It all depends on where you observe the effects of the calls to doA()
and doB()
from.
If you observe the effects from the same thread as is executing the calls, then you are guaranteed to see them as is there had been no reordering. Reordering is not allowed to change the single-threaded behaviour. If the code as written says that doA()
is called before doB()
, then that is what the thread will observe ... if it is looking. In short, no surprises.
If you observe the effects from a different thread, then that thread is guaranteed to be able to observe a state consistent with the single-threaded case at synchronization points. However if one thread attempts to observe the actions of another thread without proper synchronization, then it may observe the effects of reordering.
So ...
How to prevent statements from being reordered by the JVM
Actually, I don't think that you can. But if you code your (multi-threaded) application correctly, it won't be able to observe the effects of reordering. And if it can't observe the effects, it doesn't make any difference to the behaviour if there is or isn't any reordering.

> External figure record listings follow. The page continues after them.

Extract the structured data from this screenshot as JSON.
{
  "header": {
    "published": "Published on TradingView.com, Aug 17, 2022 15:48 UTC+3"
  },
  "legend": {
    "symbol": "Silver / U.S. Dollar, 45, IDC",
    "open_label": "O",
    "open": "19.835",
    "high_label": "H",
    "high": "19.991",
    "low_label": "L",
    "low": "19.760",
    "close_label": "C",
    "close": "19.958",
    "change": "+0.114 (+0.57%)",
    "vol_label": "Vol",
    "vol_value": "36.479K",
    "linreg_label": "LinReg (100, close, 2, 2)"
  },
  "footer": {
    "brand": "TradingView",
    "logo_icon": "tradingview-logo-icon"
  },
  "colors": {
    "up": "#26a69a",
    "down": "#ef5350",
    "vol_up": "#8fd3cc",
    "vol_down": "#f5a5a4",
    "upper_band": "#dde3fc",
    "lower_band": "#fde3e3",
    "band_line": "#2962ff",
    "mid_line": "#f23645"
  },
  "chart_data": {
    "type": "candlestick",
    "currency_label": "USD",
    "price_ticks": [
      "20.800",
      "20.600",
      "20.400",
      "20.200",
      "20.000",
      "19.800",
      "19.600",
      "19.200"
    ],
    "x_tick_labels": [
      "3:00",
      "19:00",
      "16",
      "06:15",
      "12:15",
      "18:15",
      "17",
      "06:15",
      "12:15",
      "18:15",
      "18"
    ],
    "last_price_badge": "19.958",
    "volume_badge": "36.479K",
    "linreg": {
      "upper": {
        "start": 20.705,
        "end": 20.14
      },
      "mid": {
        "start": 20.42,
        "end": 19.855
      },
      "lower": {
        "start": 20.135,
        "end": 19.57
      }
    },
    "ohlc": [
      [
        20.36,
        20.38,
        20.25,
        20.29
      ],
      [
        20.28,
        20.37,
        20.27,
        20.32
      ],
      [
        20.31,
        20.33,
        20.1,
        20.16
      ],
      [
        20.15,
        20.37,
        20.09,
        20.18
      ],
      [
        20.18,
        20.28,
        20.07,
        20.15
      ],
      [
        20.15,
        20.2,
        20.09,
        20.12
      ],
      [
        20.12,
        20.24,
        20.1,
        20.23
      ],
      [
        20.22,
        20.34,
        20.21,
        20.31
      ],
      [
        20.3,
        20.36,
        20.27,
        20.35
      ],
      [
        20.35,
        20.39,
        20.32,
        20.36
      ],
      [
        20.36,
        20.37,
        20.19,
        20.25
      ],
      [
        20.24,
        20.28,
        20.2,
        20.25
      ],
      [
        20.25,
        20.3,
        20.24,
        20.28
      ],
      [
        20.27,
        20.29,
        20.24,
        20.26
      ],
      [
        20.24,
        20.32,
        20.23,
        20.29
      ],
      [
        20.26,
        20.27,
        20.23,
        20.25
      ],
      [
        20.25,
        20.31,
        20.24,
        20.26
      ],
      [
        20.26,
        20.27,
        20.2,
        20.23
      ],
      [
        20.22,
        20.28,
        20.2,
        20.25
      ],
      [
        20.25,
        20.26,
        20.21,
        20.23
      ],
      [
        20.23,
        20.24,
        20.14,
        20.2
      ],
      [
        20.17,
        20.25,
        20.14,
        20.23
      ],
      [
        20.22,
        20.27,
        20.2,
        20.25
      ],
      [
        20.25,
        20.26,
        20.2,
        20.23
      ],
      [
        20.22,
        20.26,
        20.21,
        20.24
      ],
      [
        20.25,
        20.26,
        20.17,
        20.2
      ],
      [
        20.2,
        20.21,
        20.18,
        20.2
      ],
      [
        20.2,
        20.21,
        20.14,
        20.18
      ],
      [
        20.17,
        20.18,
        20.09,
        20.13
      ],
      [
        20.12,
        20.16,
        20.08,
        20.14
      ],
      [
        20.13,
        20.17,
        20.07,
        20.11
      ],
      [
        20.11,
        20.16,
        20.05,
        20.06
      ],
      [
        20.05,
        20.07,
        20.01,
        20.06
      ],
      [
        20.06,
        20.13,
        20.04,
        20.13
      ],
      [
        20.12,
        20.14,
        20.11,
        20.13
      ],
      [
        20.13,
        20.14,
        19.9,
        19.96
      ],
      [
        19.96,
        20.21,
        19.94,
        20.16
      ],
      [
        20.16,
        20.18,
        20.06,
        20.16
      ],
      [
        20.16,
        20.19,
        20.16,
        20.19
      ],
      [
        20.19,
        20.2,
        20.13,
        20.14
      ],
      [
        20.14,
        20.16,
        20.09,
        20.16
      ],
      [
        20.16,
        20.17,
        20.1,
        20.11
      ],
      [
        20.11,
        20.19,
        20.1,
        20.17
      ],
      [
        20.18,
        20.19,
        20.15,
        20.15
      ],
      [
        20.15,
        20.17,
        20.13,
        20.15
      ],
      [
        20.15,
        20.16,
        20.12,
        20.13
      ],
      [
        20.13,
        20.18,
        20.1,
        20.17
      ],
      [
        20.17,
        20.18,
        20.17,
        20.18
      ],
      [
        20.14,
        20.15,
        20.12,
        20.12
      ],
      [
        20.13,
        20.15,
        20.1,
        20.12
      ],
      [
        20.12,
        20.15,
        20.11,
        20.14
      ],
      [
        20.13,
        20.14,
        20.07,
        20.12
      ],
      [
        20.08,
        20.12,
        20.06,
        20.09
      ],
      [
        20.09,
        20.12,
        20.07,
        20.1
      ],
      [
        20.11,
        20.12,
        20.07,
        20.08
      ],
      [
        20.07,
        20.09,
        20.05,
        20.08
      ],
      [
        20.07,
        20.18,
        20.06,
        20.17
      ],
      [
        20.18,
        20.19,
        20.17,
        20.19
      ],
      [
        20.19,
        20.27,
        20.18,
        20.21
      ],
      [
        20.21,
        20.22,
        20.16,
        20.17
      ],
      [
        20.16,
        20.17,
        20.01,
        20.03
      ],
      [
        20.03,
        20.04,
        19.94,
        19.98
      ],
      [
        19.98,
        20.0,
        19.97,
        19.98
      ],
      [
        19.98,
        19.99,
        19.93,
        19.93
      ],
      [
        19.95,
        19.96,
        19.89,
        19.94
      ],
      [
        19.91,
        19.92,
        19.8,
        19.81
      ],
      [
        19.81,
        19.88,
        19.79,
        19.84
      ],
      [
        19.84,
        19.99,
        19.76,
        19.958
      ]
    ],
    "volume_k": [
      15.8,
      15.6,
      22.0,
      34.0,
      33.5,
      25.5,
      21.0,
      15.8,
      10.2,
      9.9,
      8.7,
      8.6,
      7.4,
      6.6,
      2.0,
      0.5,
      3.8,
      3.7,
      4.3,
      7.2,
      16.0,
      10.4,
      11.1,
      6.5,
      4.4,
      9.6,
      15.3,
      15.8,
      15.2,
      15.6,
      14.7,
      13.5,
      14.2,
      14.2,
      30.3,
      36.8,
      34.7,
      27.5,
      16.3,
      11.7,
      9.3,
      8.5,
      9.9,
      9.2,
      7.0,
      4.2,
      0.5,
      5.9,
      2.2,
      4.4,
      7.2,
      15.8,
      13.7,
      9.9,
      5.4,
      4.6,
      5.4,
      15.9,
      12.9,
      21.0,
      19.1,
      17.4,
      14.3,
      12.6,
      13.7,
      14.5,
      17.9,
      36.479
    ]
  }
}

Do method calls on a volatile variable act as volatile writes?
No.
The calls themselves have no specific synchronizing behaviour, but they are preceded by a volatile read (naturally).
... what I actually need is for other threads to see the effects of doA before those of doB.
Then the code must be written so that there is proper synchronization when the state changed by the respective calls is accessed. Technically, there needs to be proper "happens-before" ordering between the writes on one thread and subsequent reads on other threads ... for all of the state that is affected by the method calls.
No magic. No short-cuts. Just properly written synchronization.